June 11, 2012
Inside the 2012-16 MLB CBA: Major Changes Come to the League’s Drug Policy
In the first installment of this series, I noted how it took 183 days from the time that the MLBPA and MLB reached a memorandum of understanding (MOU) on a new labor agreement until the document was released to the public. It was a long time, which speaks to the complexities involved in the union/management relationship in sports. And while the CBA was released on May 23rd of this year, the associated drug agreement was not.
That changed this past week; on Thursday, the league and union issued a statement on the changes to the drug policy from the prior agreement and released it in full.
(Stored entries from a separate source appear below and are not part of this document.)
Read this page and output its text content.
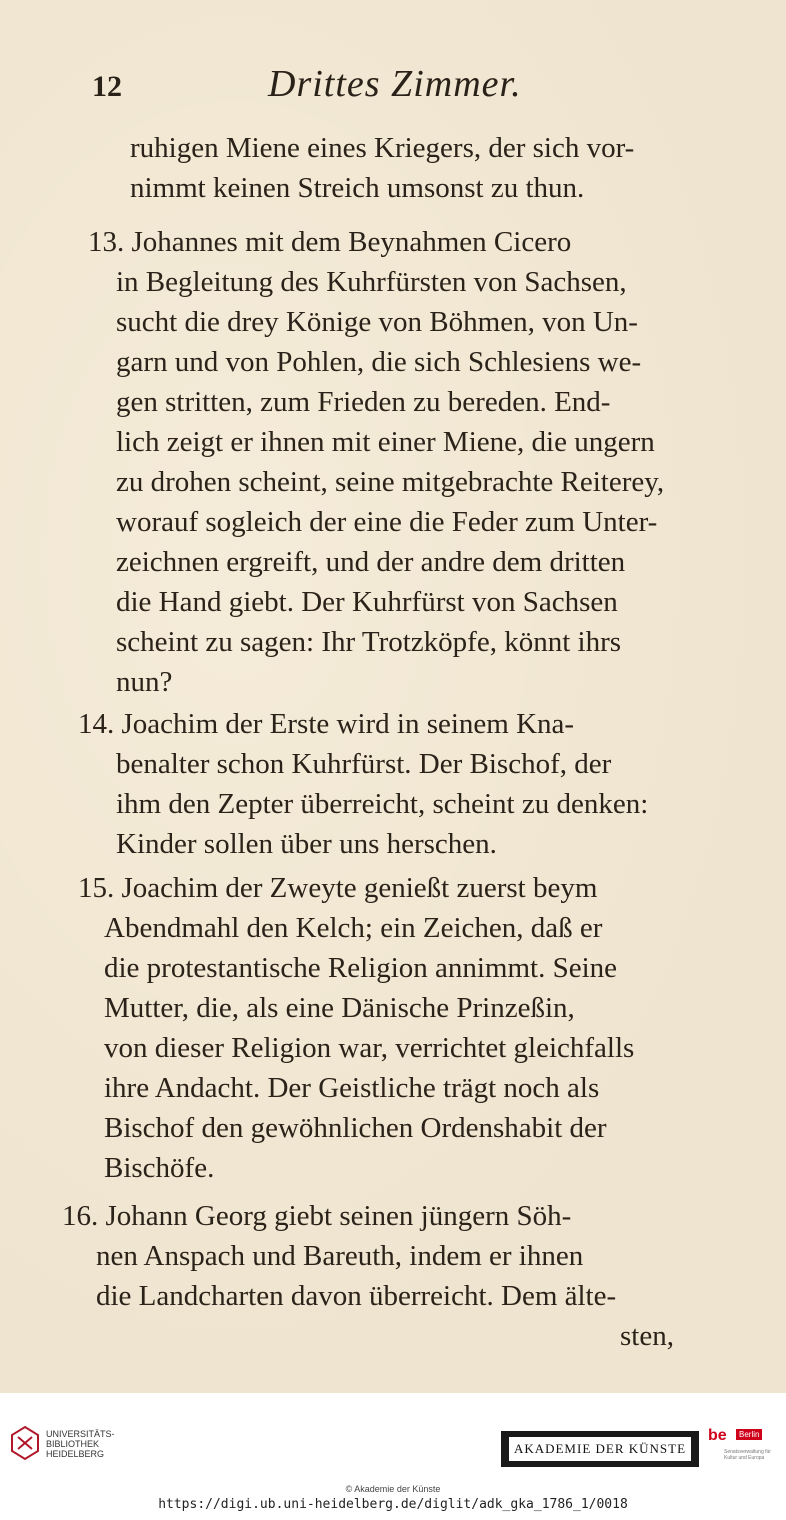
12	Drittes Zimmer.
ruhigen Miene eines Kriegers, der sich vor-
nimmt keinen Streich umsonst zu thun.
13. Johannes mit dem Beynahmen Cicero
in Begleitung des Kuhrfürsten von Sachsen,
sucht die drey Könige von Böhmen, von Un-
garn und von Pohlen, die sich Schlesiens we-
gen stritten, zum Frieden zu bereden. End-
lich zeigt er ihnen mit einer Miene, die ungern
zu drohen scheint, seine mitgebrachte Reiterey,
worauf sogleich der eine die Feder zum Unter-
zeichnen ergreift, und der andre dem dritten
die Hand giebt. Der Kuhrfürst von Sachsen
scheint zu sagen: Ihr Trotzköpfe, könnt ihrs
nun?
14. Joachim der Erste wird in seinem Kna-
benalter schon Kuhrfürst. Der Bischof, der
ihm den Zepter überreicht, scheint zu denken:
Kinder sollen über uns herschen.
15. Joachim der Zweyte genießt zuerst beym
Abendmahl den Kelch; ein Zeichen, daß er
die protestantische Religion annimmt. Seine
Mutter, die, als eine Dänische Prinzeßin,
von dieser Religion war, verrichtet gleichfalls
ihre Andacht. Der Geistliche trägt noch als
Bischof den gewöhnlichen Ordenshabit der
Bischöfe.
16. Johann Georg giebt seinen jüngern Söh-
nen Anspach und Bareuth, indem er ihnen
die Landcharten davon überreicht. Dem älte-
sten,
UNIVERSITÄTS-
BIBLIOTHEK
HEIDELBERG	AKADEMIE DER KÜNSTE
be	Berlin
Senatsverwaltung für Kultur und Europa
© Akademie der Künste
https://digi.ub.uni-heidelberg.de/diglit/adk_gka_1786_1/0018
It’s hard not to look back to see how far the league has come in terms of its drug policy and the attitude of the union around performance-enhancing drugs. Less than a decade ago, Gene Orza, then the COO of the MLBPA, said the following:
"Let's assume that (steroids) are a very bad thing to take," said Orza, who was speaking on a panel at The Octagon World Congress of Sports in 2004. "I have no doubt that they are not worse than cigarettes. But I would never say that to the clubs as an individual who represents the interests of players, 'Gee, I guess by not allowing baseball to suspend and fine players for smoking cigarettes, I am not protecting their health.'
Flash-forward to Thursday, and here’s what the MLBPA had to say about the latest drug policy and the associated program:
“These latest changes and revisions to the Joint Drug Agreement reflect the players’ desire to have the strongest possible Drug Prevention and Treatment Program in professional team sports,” said MLBPA Executive Director Michael Weiner. “Today’s announcement reflects one of the greatest strengths of the Program – its ability to be improved through the collective bargaining process.”